Der Buddhismus ist keine Religion, die auf missionarischem Wege zu uns gekommen ist – er kam zu uns, indem er zuerst von Wissenschaftlern mitgebracht wurde, während dann religiös inspirierte Menschen Nonnen und Mönche aus Asien eingeladen haben, um uns die Lehre zu übermitteln. Aber auch viele `Westler/innen´ gingen nach Asien, um den Dharma (die Lehre) zu studieren und wurden dann zu wertvollen Lehrerinnen und Lehrern hier in Europa und Österreich.
Vor seiner Ausbreitung im Westen existierte der Buddhismus überwiegend in seinen Traditionen isoliert in den einzelnen Ländern ihres Entstehens. Erst mit dem Weg in den Westen kam es dazu, dass auch die einzelnen Traditionen des Buddhismus aufeinander trafen und damit eine neue Form der Entwicklung begann. Es gibt bis heute keinen westlichen Buddhismus. Jede Form des westlichen Buddhismus heute besteht in den Formen der unterschiedlichen asiatischen Traditionen, die hier gleichwertig koexistieren.
Seit 1983 ist der Buddhismus in Österreich als Religion staatlich anerkannt.
Um aber den normativen Anforderungen des Westens gerecht zu werden, existiert die Österreichische Buddhistische Religionsgesellschaft, unter deren Dach die in Österreich vertretenen Traditionen des Buddhismus vereint sind. Mit dieser Organisation ist der Buddhismus in Österreich seit dem Februar 1983 offiziell vom Staat als Religion anerkannt und existiert gleichwertig neben den anderen in Österreich offiziell anerkannten Religionen.
Damit war Österreich eines der ersten Länder in Europa, das den Buddhismus offiziell als Religion anerkannt hatte. Diese Form der Anerkennung ist auch Ausdruck, wie eine friedliche und für alle Teile nutzenbringende Form des Zusammenlebens unterschiedlicher Religionen möglich ist.
Für die ÖBR bedeutet diese Anerkennung ein sehr großes Geschenk von hohem Wert, und gleichzeitig auch eine große Verpflichtung dem Staat und der österreichischen Gesellschaft gegenüber. Diese Aufgabe wird aber nicht als Last empfunden, sondern insofern als Freude, als es Bestandteil der buddhistischen Praxis und des buddhistischen Weges ist, sich um das Wohl aller fühlenden Wesen zu kümmern. Daraus leitet sich selbstverständlich die Sorge um das Wohl der Gesellschaft ab, in der die jeweilige Sangha (buddhistische Gemeinschaft) existiert. Und in diesem Licht ist auch die jahrelange tragende Rolle in der Europäischen Buddhistischen Union zu sehen.

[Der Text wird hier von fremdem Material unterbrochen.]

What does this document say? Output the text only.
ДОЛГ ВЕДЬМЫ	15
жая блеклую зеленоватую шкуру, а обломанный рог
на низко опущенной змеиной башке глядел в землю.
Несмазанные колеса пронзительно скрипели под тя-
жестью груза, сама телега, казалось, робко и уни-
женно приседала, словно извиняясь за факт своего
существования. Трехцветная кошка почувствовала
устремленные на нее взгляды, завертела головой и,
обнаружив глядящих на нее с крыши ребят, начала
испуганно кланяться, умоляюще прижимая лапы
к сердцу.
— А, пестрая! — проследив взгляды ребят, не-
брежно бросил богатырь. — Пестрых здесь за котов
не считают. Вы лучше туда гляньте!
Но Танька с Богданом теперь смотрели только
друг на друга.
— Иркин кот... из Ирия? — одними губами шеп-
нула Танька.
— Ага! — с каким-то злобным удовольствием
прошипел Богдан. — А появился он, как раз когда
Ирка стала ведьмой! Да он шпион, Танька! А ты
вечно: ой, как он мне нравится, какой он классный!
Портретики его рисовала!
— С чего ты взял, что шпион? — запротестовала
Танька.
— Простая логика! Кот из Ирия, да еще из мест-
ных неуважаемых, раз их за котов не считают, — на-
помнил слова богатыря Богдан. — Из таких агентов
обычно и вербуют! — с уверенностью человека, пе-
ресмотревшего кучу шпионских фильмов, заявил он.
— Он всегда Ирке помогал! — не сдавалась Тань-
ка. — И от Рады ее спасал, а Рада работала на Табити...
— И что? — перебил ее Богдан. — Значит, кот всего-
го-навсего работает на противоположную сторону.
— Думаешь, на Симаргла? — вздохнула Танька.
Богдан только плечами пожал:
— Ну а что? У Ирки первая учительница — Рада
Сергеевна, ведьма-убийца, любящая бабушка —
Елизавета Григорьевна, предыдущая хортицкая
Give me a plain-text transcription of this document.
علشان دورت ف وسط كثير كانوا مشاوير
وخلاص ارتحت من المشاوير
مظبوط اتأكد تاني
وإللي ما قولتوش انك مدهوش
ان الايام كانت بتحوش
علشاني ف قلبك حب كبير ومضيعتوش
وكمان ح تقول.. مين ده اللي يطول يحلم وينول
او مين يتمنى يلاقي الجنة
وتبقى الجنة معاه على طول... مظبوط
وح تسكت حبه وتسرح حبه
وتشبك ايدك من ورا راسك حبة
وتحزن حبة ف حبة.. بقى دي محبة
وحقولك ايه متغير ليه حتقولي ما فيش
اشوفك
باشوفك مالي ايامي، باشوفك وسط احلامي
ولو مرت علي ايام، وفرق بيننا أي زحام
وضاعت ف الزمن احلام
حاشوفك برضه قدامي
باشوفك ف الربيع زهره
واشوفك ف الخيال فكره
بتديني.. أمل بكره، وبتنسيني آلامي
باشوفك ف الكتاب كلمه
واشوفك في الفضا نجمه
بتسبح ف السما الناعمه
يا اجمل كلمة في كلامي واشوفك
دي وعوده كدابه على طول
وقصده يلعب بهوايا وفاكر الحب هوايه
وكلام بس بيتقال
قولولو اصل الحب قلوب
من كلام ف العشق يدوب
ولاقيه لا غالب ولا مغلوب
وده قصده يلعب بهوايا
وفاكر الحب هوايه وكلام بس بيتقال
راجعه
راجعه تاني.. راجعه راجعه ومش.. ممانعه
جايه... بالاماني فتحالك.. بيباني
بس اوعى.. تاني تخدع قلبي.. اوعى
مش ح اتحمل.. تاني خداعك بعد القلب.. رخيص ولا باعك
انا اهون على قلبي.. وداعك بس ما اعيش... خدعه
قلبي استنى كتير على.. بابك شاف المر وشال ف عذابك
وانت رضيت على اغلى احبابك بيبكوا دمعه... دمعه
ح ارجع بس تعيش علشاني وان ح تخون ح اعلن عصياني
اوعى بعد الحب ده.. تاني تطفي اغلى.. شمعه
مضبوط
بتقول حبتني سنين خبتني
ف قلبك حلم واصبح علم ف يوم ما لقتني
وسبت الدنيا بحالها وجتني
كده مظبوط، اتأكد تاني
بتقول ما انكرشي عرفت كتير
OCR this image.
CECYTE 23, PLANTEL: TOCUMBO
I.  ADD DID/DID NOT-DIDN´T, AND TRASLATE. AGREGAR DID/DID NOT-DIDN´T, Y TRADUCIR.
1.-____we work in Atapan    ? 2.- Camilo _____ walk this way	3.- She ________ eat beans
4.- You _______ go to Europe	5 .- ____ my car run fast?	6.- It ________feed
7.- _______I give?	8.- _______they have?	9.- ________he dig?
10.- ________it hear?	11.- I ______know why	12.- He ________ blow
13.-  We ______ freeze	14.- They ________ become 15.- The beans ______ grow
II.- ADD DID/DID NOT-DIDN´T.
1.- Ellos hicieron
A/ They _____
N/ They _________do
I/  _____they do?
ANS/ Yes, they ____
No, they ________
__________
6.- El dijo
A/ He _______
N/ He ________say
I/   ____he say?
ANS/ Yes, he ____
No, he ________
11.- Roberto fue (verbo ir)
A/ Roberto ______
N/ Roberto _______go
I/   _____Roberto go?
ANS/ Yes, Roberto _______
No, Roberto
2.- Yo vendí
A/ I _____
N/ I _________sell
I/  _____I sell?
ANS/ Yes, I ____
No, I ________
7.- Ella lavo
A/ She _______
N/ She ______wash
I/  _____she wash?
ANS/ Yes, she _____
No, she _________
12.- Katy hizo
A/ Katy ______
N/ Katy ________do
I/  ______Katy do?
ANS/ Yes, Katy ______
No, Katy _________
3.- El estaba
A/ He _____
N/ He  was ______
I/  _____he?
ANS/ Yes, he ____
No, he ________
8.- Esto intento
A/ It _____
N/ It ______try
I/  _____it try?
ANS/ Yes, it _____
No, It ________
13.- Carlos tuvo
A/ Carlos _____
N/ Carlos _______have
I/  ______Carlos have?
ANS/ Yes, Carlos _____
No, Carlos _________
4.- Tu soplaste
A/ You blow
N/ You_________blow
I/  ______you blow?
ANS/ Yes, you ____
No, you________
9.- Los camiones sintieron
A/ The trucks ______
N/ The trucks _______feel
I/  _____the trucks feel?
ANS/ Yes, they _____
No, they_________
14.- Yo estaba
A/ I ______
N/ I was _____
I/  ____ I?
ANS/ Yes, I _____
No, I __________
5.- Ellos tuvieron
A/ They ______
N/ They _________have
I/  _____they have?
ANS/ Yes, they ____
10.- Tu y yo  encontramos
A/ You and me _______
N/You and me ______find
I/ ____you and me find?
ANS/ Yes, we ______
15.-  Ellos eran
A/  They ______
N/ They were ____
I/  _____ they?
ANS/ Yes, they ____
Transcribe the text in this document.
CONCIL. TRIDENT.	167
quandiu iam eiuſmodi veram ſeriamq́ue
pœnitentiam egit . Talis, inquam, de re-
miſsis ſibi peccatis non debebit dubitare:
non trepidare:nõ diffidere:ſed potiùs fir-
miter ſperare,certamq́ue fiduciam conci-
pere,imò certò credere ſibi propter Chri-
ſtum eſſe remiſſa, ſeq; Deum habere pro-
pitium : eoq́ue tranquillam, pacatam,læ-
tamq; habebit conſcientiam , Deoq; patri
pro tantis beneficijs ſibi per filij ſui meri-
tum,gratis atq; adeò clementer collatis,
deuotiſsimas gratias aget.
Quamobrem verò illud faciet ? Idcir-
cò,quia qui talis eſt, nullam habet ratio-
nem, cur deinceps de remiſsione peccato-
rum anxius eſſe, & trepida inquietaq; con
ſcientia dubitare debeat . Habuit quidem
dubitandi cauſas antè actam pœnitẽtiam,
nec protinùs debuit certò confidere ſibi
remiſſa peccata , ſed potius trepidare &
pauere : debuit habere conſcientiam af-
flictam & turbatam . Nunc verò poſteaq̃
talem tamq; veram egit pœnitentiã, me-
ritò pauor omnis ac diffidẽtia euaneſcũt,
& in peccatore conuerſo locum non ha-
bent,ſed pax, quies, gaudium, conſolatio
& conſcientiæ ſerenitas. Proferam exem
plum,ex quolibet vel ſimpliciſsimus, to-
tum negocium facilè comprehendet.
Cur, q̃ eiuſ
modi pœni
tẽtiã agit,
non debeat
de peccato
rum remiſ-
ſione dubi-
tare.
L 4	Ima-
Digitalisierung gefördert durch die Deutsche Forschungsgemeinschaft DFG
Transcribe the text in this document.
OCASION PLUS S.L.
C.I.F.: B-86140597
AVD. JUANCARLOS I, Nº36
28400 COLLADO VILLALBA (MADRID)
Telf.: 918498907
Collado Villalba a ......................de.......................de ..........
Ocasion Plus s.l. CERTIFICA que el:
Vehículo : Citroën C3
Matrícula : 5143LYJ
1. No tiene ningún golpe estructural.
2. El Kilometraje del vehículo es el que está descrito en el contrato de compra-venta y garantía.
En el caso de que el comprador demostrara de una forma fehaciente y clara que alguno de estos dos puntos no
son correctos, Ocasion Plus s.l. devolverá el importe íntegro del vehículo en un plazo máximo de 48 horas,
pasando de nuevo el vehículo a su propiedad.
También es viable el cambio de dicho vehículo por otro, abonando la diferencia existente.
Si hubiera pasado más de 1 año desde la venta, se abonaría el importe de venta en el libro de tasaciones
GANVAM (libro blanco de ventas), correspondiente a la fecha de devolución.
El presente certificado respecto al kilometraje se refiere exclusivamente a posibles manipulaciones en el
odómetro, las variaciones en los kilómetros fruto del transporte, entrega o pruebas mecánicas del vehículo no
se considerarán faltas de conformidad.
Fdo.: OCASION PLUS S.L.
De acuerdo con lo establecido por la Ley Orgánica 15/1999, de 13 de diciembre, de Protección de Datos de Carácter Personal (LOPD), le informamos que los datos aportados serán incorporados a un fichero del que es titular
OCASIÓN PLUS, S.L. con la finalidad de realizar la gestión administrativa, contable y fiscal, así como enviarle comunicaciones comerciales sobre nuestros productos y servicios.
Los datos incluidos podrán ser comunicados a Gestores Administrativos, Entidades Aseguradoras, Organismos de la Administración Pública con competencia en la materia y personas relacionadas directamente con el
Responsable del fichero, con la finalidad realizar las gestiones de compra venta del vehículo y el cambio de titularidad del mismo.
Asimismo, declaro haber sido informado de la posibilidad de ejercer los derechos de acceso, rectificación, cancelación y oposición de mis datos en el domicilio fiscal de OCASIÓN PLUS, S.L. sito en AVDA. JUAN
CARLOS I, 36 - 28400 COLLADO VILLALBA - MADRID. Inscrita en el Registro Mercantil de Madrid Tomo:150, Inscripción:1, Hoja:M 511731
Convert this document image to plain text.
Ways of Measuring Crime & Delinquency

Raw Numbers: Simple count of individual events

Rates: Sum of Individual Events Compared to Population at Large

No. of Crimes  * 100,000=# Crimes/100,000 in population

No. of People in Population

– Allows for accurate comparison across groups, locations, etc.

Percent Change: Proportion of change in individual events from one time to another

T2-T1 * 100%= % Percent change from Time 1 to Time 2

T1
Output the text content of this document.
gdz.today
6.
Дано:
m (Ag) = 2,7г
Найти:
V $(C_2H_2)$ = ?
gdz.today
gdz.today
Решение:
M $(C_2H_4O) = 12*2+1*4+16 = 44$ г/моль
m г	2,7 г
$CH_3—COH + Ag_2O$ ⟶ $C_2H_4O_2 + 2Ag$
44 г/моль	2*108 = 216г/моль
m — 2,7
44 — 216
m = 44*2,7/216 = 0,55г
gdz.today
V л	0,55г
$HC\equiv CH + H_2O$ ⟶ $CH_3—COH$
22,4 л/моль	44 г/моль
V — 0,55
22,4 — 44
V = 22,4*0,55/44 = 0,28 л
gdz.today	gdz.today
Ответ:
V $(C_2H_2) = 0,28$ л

Die buddhistische Religionsgesellschaft ist in den letzten Jahrzehnten langsam und stetig gewachsen und so auch ihre Aufgaben und Anforderungen. Der Buddhismus in Österreich war zu Beginn seiner Entwicklung in der breiten Öffentlichkeit kaum wahrzunehmen. Das kleine Pflänzchen der Buddhalehre keimte und wuchs langsam und wohlbehütet in Wohnungen, die zu Tempeln umfunktioniert wurden und an den eher noch privaten Adressen der ersten Vorläufer des heutigen Buddhistischen Zentrums in 1010 Wien.
Nach dem Tod ihres ersten Präsidenten – Walter Karwath – lenkte der aus Österreich stammende Zenmönch Osho Genro Koudela für 15 Jahre die Geschicke der ÖBR. In seiner langen Amtszeit konnte sich durch seine ruhige und behutsame Leitung die Lehre des Buddha in ihrer großen Vielfalt der unterschiedlichen Traditionen heilsam etablieren und entfalten. Danach folgte ihm sein langjähriger Generalsekretär, Peter Riedl, im Amt als dritter Präsident nach. Seit 2006 ist Gerhard Weissgrab Präsident der ÖBR.
Buddhismus in Österreich heute
Heute ist es unsere große und wichtige Aufgabe, dem Buddhismus in Österreich ein für alle Menschen klar erkennbares Profil zu geben. Es gilt, die wesentlichen und wichtigen Traditionen zu wahren. Im Überblick aller Gruppen der ÖBR finden sich die wichtigsten Richtungen des Buddhismus wieder.
Es geht nicht darum, aus diesen unterschiedlichen Traditionen eine neue westliche Tradition zu bauen. Es gilt, das wertvolle Angebot, das uns die einzelnen Traditionen darbieten, so zu nützen, dass wir mit unserem westlichen Verständnis und unseren westlichen Wurzeln die Essenz der Lehre des Buddha in authentischer Form erkennen und praktizieren können.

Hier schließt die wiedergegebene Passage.